Is there a treatment for sin and its consequences? Perhaps your good works, your charitable deeds, your religion and upright life count for something. As we shall see, as far as our relationship with God is concerned these things count for nothing. Jeremiah 2:22 reads like this: ‘though you wash yourself with lye and use much soap, the stain of your guilt is still before me, declares the Lord God’.

But there is a remedy, there is a solution and it is remarkably simple. Profoundly simple. 

So simple it may offend you.

If you confess with your mouth the Lord Jesus and believe in your heart that God raised him from the dead you will be saved.

In order for your sin to be dealt with, no washing is needed, only confession with your mouth and belief in your heart.

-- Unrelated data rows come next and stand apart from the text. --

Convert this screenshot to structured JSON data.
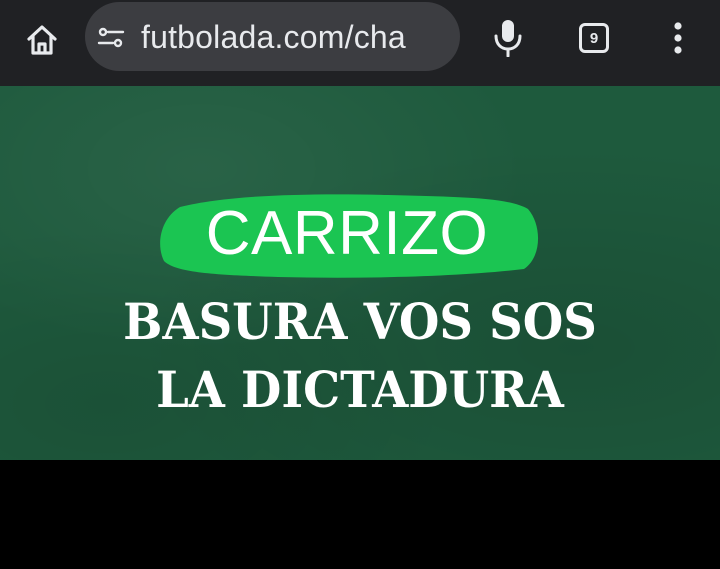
{
  "browser": {
    "url_text": "futbolada.com/cha",
    "tab_count": "9",
    "icons": {
      "home": "home-icon",
      "site_info": "tune-icon",
      "mic": "microphone-icon",
      "tabs": "tab-switcher-icon",
      "menu": "more-vert-icon"
    },
    "colors": {
      "toolbar_bg": "#202124",
      "omnibox_bg": "#3c3d41",
      "icon": "#e8eaed"
    }
  },
  "banner": {
    "name": "CARRIZO",
    "line1": "BASURA VOS SOS",
    "line2": "LA DICTADURA",
    "colors": {
      "background": "#1e5a3d",
      "highlight": "#1bc552",
      "text": "#ffffff"
    }
  }
}
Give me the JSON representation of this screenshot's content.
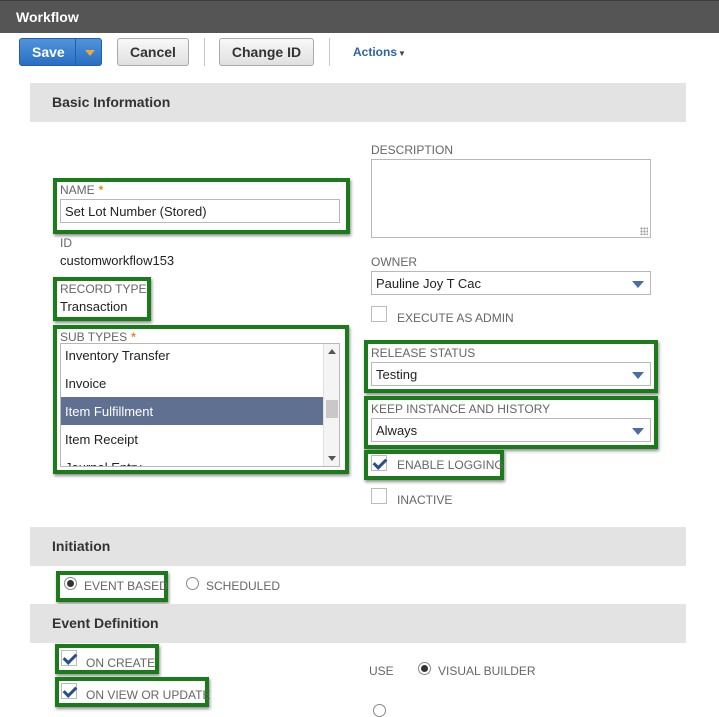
{
  "window": {
    "title": "Workflow"
  },
  "toolbar": {
    "save_label": "Save",
    "cancel_label": "Cancel",
    "change_id_label": "Change ID",
    "actions_label": "Actions"
  },
  "basic_info": {
    "heading": "Basic Information",
    "name_label": "NAME",
    "name_value": "Set Lot Number (Stored)",
    "id_label": "ID",
    "id_value": "customworkflow153",
    "record_type_label": "RECORD TYPE",
    "record_type_value": "Transaction",
    "sub_types_label": "SUB TYPES",
    "sub_types": [
      "Inventory Transfer",
      "Invoice",
      "Item Fulfillment",
      "Item Receipt",
      "Journal Entry"
    ],
    "sub_types_selected": "Item Fulfillment",
    "description_label": "DESCRIPTION",
    "description_value": "",
    "owner_label": "OWNER",
    "owner_value": "Pauline Joy T Cac",
    "execute_as_admin_label": "EXECUTE AS ADMIN",
    "execute_as_admin_checked": false,
    "release_status_label": "RELEASE STATUS",
    "release_status_value": "Testing",
    "keep_instance_label": "KEEP INSTANCE AND HISTORY",
    "keep_instance_value": "Always",
    "enable_logging_label": "ENABLE LOGGING",
    "enable_logging_checked": true,
    "inactive_label": "INACTIVE",
    "inactive_checked": false,
    "required_marker": "*"
  },
  "initiation": {
    "heading": "Initiation",
    "event_based_label": "EVENT BASED",
    "scheduled_label": "SCHEDULED",
    "selected": "EVENT BASED"
  },
  "event_definition": {
    "heading": "Event Definition",
    "on_create_label": "ON CREATE",
    "on_create_checked": true,
    "on_view_update_label": "ON VIEW OR UPDATE",
    "on_view_update_checked": true,
    "use_label": "USE",
    "visual_builder_label": "VISUAL BUILDER"
  },
  "colors": {
    "title_bar": "#555555",
    "save_button": "#2a6ec2",
    "highlight_border": "#1b7b1b",
    "selected_row": "#607090",
    "required_asterisk": "#e8862a",
    "link": "#2d62a8"
  }
}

Confessing the Lord Jesus is simple yet profound. Christ Jesus came into the world to save sinners and by taking sins punishment on the cross he made it possible for us to be cleansed. Confessing the Lord Jesus means that we recognise what he has done, on our behalf, in our place - taking our punishment. And sin itself makes it difficult for us to do that. Sin makes us unbelieving - either that Christ dying for us is something that we need, or that Christ dying is something that would be enough, enough to cleanse us. So we become offended. We turn away and start on the journey for home, going back to our sin, back to our self-righteousness, back to our hopelessness.

But the good news of God’s grace pleads with us - if God instructed us to do something great, would we not do it? How much more then when he commands simple trust, simple faith. He commands us that we simply turn away from our sin, away from our ideas of what makes us right and turn towards him in all his grace, love and mercy. The moment we turn, the bible calls that repentance. That is something that happens deep within our souls, deep within our hearts. And the moment we do that, we realise that Christ dying for us, dealing with our sin, being buried and raised again the third day - that is the moment when our sin is dealt with, we are forgiven, forever forgiven. That is the moment when our standing with God is made right. That is the moment we are made clean. All by complying with and yielding to, the simple instruction of God’s Word.

Only by compliance could Naaman be clean. And because he backed-down, because he turned from believing in his own judgement of what he should do and accepted that the man of God knew better, he was made clean.

The instructions are simple - wash your hands, stay at home, save lives. If you obey you will  save lives, and if you obey God he will save you.